Stratification refers to the division of study participants into subgroups (strata) according to predefined prognostic or predictive factors prior to randomization in clinical trials. The objective is to ensure that these factors are equally distributed across treatment groups and thus do not bias the comparison between groups. Stratification is one of the most important methods for controlling known confounders in randomized clinical trials. It is typically combined with block randomization, which ensures balanced allocation throughout the entire recruitment period within each stratum. Stratification fields and the assigned allocations are stored in the randomization list of the Interactive Response Technology system (IRT/IXRS) and automatically retrieved at each enrollment.
Purpose and Operating Principle of Stratification
Without stratification, despite randomization, an unequal distribution of important prognostic factors between treatment groups may occur by chance—particularly in small study populations. Through stratified randomization, random allocation is performed separately within each stratum, ensuring that each group has the same composition with respect to the stratification variables. This increases the internal validity of the study and improves the precision of effect estimation as well as the statistical power for demonstrating the treatment effect.
A typical example from oncology: If disease stage (early vs. advanced) and age (under/over 65 years) are selected as stratification factors, four strata are created. Within each stratum, patients are randomized separately, ensuring that the active treatment and placebo groups have the same number of patients with this characteristic profile in each stratum.
Selection of Stratification Factors
The selection of stratification factors is based on clinical and statistical considerations. Variables that are known to have a strong influence on the primary endpoint (prognostic factors) or that could differentially affect treatment efficacy in different subgroups (predictive factors) are suitable as stratification factors. Typical stratification factors include: disease severity, geographic region or study site, patient age, sex, prior treatments, and biomarker status.
The number of stratification factors should be limited to what is necessary. Too many factors result in numerous small strata in which only a few patients are randomized—this can complicate balancing and negate the benefits of stratification. As a rule of thumb: For fewer than 200 participants, no more than 2–3 stratification factors with a maximum of 2–3 levels each should be used. All stratification factors and their levels must be fully described in the study protocol. Ethics committees and regulatory authorities review the scientific justification for the selection of stratification variables as part of the CTA assessment.

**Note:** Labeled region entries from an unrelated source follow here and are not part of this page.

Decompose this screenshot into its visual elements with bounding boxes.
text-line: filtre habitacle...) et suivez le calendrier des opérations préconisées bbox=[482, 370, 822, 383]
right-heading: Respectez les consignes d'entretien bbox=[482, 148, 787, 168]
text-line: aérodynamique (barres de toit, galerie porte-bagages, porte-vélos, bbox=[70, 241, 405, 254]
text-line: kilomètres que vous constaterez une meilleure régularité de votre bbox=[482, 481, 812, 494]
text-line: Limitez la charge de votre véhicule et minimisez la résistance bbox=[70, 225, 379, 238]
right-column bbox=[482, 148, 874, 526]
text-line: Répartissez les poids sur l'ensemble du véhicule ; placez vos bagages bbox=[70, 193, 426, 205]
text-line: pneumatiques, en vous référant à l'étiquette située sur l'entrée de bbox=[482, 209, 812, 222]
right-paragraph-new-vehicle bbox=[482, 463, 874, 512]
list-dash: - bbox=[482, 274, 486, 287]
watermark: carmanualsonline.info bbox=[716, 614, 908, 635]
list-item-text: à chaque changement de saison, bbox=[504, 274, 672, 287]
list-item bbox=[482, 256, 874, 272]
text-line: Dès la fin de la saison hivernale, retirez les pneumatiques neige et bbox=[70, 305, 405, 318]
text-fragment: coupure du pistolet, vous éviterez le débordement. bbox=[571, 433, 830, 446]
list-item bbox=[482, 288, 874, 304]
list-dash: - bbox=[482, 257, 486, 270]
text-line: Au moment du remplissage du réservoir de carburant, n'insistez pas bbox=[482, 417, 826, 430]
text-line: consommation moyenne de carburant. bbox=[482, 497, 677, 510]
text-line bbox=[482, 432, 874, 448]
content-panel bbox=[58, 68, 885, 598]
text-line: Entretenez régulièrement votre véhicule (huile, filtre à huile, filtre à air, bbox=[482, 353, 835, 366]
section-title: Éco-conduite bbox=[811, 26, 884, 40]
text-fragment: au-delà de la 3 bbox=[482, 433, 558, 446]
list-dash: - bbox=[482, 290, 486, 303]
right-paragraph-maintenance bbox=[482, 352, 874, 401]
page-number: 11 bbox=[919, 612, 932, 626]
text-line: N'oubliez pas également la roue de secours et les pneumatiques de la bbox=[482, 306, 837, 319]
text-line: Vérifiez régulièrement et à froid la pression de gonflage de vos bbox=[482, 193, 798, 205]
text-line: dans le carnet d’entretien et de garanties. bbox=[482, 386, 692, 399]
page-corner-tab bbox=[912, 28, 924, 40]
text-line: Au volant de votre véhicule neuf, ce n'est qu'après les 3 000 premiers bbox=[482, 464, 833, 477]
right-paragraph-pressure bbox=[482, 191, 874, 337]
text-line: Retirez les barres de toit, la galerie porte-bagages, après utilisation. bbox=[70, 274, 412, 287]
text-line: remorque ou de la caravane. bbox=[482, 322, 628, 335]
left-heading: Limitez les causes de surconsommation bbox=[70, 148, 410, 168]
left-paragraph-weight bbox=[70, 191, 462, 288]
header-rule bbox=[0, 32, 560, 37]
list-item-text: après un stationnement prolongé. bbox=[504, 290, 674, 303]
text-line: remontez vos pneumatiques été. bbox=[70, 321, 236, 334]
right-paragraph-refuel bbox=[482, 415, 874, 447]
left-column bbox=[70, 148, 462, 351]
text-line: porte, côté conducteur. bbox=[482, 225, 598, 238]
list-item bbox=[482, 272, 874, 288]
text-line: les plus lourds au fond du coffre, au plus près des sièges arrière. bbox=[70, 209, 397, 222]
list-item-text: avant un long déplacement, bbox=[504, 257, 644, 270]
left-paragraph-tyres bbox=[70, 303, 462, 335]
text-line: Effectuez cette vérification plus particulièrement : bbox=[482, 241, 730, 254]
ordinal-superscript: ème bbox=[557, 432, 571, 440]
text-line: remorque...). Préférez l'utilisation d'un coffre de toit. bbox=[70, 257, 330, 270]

Stratification and Statistical Analysis
When stratification factors have been used in randomization, they should also be accounted for in the primary statistical analysis. This can be accomplished by including the stratification variables as covariates in the regression model or through stratified analyses (e.g., stratified log-rank test, Mantel-Haenszel method). Ignoring stratification in the analysis typically leads to conservative estimates and a loss of statistical power.
The Statistical Analysis Plan (SAP) must clearly describe how stratification factors will be accounted for in the primary analysis. Discrepancies between the stratification variables used in randomization and those in the analysis are critically scrutinized by regulatory authorities such as the EMA and require justification in the Clinical Study Report (CSR).
Stratification in Multicenter and International Studies
In multicenter studies, the study site (or a group of sites) is frequently used as a stratification factor. This ensures that site-related differences in patient population or treatment quality do not affect group comparability. When there are very many sites, they are often grouped into site blocks to ensure sufficiently large strata.
In international multi-regional clinical trials (MRCTs) according to ICH E17, geographic region is a common stratification factor, as population differences between regions can influence efficacy and tolerability. Stratification by region also enables regional subgroup analyses that are of interest to local regulatory authorities. CROs such as mediconomics support sponsors in defining appropriate stratification factors based on available data from prior studies and in the technical implementation in the IRT system. Incorrect configuration of the stratification system in the IRT is considered a critical process error and can jeopardize randomization integrity.
Frequently Asked Questions (FAQ)
What is the difference between stratification and subgroup analysis?
Stratification is a design feature of randomization that is established before study initiation and ensures comparability of groups. A subgroup analysis is a statistical evaluation conducted after study completion that examines the treatment effect in defined subgroups. Stratification factors can serve as the basis for prespecified subgroup analyses, but not every subgroup analysis requires prior stratification.
Is stratification necessary in large studies?
In very large studies (several hundred or thousand participants), simple randomization typically provides sufficiently good balancing of prognostic factors. Stratification is particularly useful in small to medium-sized studies and for factors with a strong influence on the primary endpoint. Nevertheless, many study statisticians recommend stratification as standard practice, as it can improve the efficiency of the analysis even in large studies.
What is minimization as an alternative to stratification?
Minimization is an adaptive randomization method that dynamically selects treatment assignment to minimize imbalance across multiple factors. Unlike classical stratified randomization, it simultaneously accounts for many factors without creating an exponential number of strata. Minimization is a particularly suitable alternative for small studies with many stratification factors, but is evaluated differently by some regulatory authorities and must be clearly described in the SAP.